Training Needs Analysis in 2025
Every level of an organization benefits from a Training Needs Analysis (TNA). It’s how you make sure the right people are getting the right development without wasting time, budget, or energy.
When done well, a TNA gives your team clarity: what’s missing, what’s needed, and what’s next.
What’s Worked Before and What’s Changed in 2025
Historically, TNAs worked by surveying leaders, reviewing performance data, and tracking compliance needs. That’s still useful but in 2025, organizations are facing constant change. Strategy shifts faster than org charts. Employees switch roles more often. And new tech rolls out before the old ones are fully adopted.
What’s different now?
We need faster, more responsive analysis cycles
Soft skills and leadership capacity matter just as much as technical ones
Context like psychological safety and values alignment matters more today then it did 10 years ago
A static TNA won’t cut it. What works now: dynamic assessments that focus on growth, strategy alignment, and confidence-building. That’s where the Resilient Leaders Program becomes a flexible solution.
How HR Teams Discover Real Needs
Effective HR and People teams don’t just guess. They gather data and patterns across different sources:
Performance reviews
Employee engagement surveys
Customer or stakeholder feedback
Turnover trends
Team dynamics and communication breakdowns
New initiatives, tools, or org structure changes
But the real magic happens in asking better questions.
Questions That Reveal Gaps
What problems are teams struggling to solve independently?
Where is decision-making bottlenecked or unclear?
What new systems, structures, or processes are people resisting?
Who is underperforming and why?
What does success look like in this role right now?
Are managers equipped to coach, not just manage?
Are individual contributors clear on how their work aligns with company goals?
These questions help uncover not just technical gaps but leadership, mindset, and strategy gaps too.
Different Depths of Analysis
A TNA can be broad or narrow depending on what you’re solving for.

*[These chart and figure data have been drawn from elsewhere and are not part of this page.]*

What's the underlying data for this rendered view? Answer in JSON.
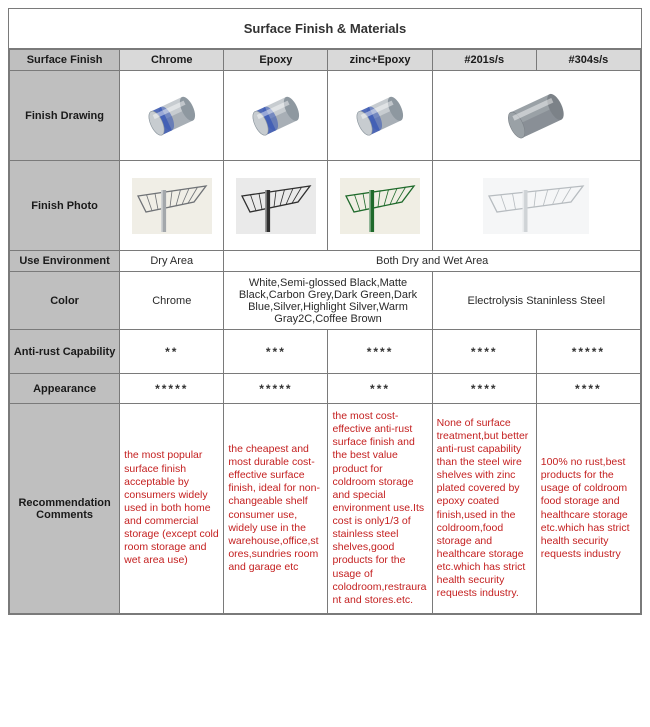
{
  "title": "Surface Finish & Materials",
  "row_labels": {
    "surface_finish": "Surface Finish",
    "finish_drawing": "Finish Drawing",
    "finish_photo": "Finish Photo",
    "use_env": "Use Environment",
    "color": "Color",
    "anti_rust": "Anti-rust Capability",
    "appearance": "Appearance",
    "rec": "Recommendation Comments"
  },
  "columns": [
    "Chrome",
    "Epoxy",
    "zinc+Epoxy",
    "#201s/s",
    "#304s/s"
  ],
  "use_env": {
    "chrome": "Dry Area",
    "rest": "Both Dry and Wet Area"
  },
  "color": {
    "chrome": "Chrome",
    "epoxy_group": "White,Semi-glossed Black,Matte Black,Carbon Grey,Dark Green,Dark Blue,Silver,Highlight Silver,Warm Gray2C,Coffee Brown",
    "ss_group": "Electrolysis  Staninless Steel"
  },
  "anti_rust": {
    "chrome": "**",
    "epoxy": "***",
    "zinc_epoxy": "****",
    "ss201": "****",
    "ss304": "*****"
  },
  "appearance": {
    "chrome": "*****",
    "epoxy": "*****",
    "zinc_epoxy": "***",
    "ss201": "****",
    "ss304": "****"
  },
  "recommendations": {
    "chrome": "the most popular surface finish acceptable by consumers widely used in both home and commercial storage (except cold room storage and wet area use)",
    "epoxy": "the cheapest and most durable cost-effective surface finish, ideal for non-changeable shelf consumer use, widely use in the warehouse,office,stores,sundries room and garage etc",
    "zinc_epoxy": "the most cost-effective anti-rust surface finish and the best value product for coldroom storage and special environment use.Its cost is only1/3 of stainless steel shelves,good products for the usage of colodroom,restraurant and stores.etc.",
    "ss201": "None of surface treatment,but better anti-rust capability than the steel wire shelves with zinc plated covered by epoxy coated finish,used in the coldroom,food storage and healthcare storage etc.which has strict health security requests industry.",
    "ss304": "100% no rust,best products for the usage of coldroom food storage and healthcare storage etc.which has strict health security requests industry"
  },
  "drawing": {
    "variants": {
      "chrome": {
        "body": "#c7ccd0",
        "shade": "#8e98a0",
        "band": "#3d5bb5"
      },
      "epoxy": {
        "body": "#c7ccd0",
        "shade": "#8e98a0",
        "band": "#3d5bb5"
      },
      "zinc": {
        "body": "#c7ccd0",
        "shade": "#8e98a0",
        "band": "#3d5bb5"
      },
      "ss": {
        "body": "#9aa1a6",
        "shade": "#7c8288",
        "band": null
      }
    }
  },
  "photo": {
    "variants": {
      "chrome": {
        "bg": "#f0eee6",
        "frame": "#6f7276",
        "post": "#a3a7ab"
      },
      "epoxy": {
        "bg": "#eaeaea",
        "frame": "#2f2f2f",
        "post": "#2f2f2f"
      },
      "zinc": {
        "bg": "#f0eee4",
        "frame": "#1f6a2b",
        "post": "#1f6a2b"
      },
      "ss": {
        "bg": "#f5f6f7",
        "frame": "#b7bcc0",
        "post": "#cfd3d6"
      }
    }
  }
}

1. Organizational-Level TNA
Used when:
A major shift in company direction is underway
You’re launching a company-wide platform or system
Culture, communication, or retention issues are surfacing
Example: A company rolling out a new hybrid work model. Some leaders embrace it, others resist. A TNA shows that mid-level managers lack tools to lead remote teams, and that’s where the Resilient Leaders Program can support mindset, communication, and confidence.
2. Department-Level TNA
Used when:
A department is underperforming or restructured
There’s a push to improve collaboration or innovation
A new leader steps into a team
Example: A Marketing team with great creative output, but missed deadlines. The TNA reveals gaps in prioritization and cross-team communication. RLP provides decision-making frameworks and confidence tools that address both.
3. Individual-Level TNA
Used when:
An employee wants to grow but isn’t clear on how
Someone’s newly promoted and feels in over their head
There’s feedback about leadership presence or impact
Example: A high-performing IC struggling to speak up in meetings. The TNA reveals a gap in executive presence. The Resilient Leaders Program, customized to focus on communication and influence, helps them show up stronger.
Why It Matters to Get It Right
Training the wrong people wastes time and frustrates your team. Putting someone in a session they don’t need makes them feel disconnected or worse, micromanaged. Meanwhile, the people who do need development might be overlooked because no one asked the right questions.
A TNA fixes that.
It ensures:
Training is aligned with real needs
Employees feel seen, supported, and equipped
Business outcomes guide development not trends or hunches
How ZeroGap Customizes Based on TNA Results
The Resilient Leaders Program is modular and adaptive. We can:
Shift focus based on job function or career stage
Adjust delivery method (coaching, cohort, on-demand, live)
Focus on confidence, executive presence, change leadership, or communication depending on what your team actually needs
We work with your HR or L&D team to map competencies, clarify goals, and fit training into the actual flow of work not as an add-on, but as part of how business gets done.
When and How Often Should You Run a TNA?
A full org-level TNA isn’t needed every quarter but it should be part of any major transformation, reorg, or strategy shift.
Here’s a general cadence that works:
The goal? Give employees the clarity and support they need to think strategically and solve problems confidently not just follow orders.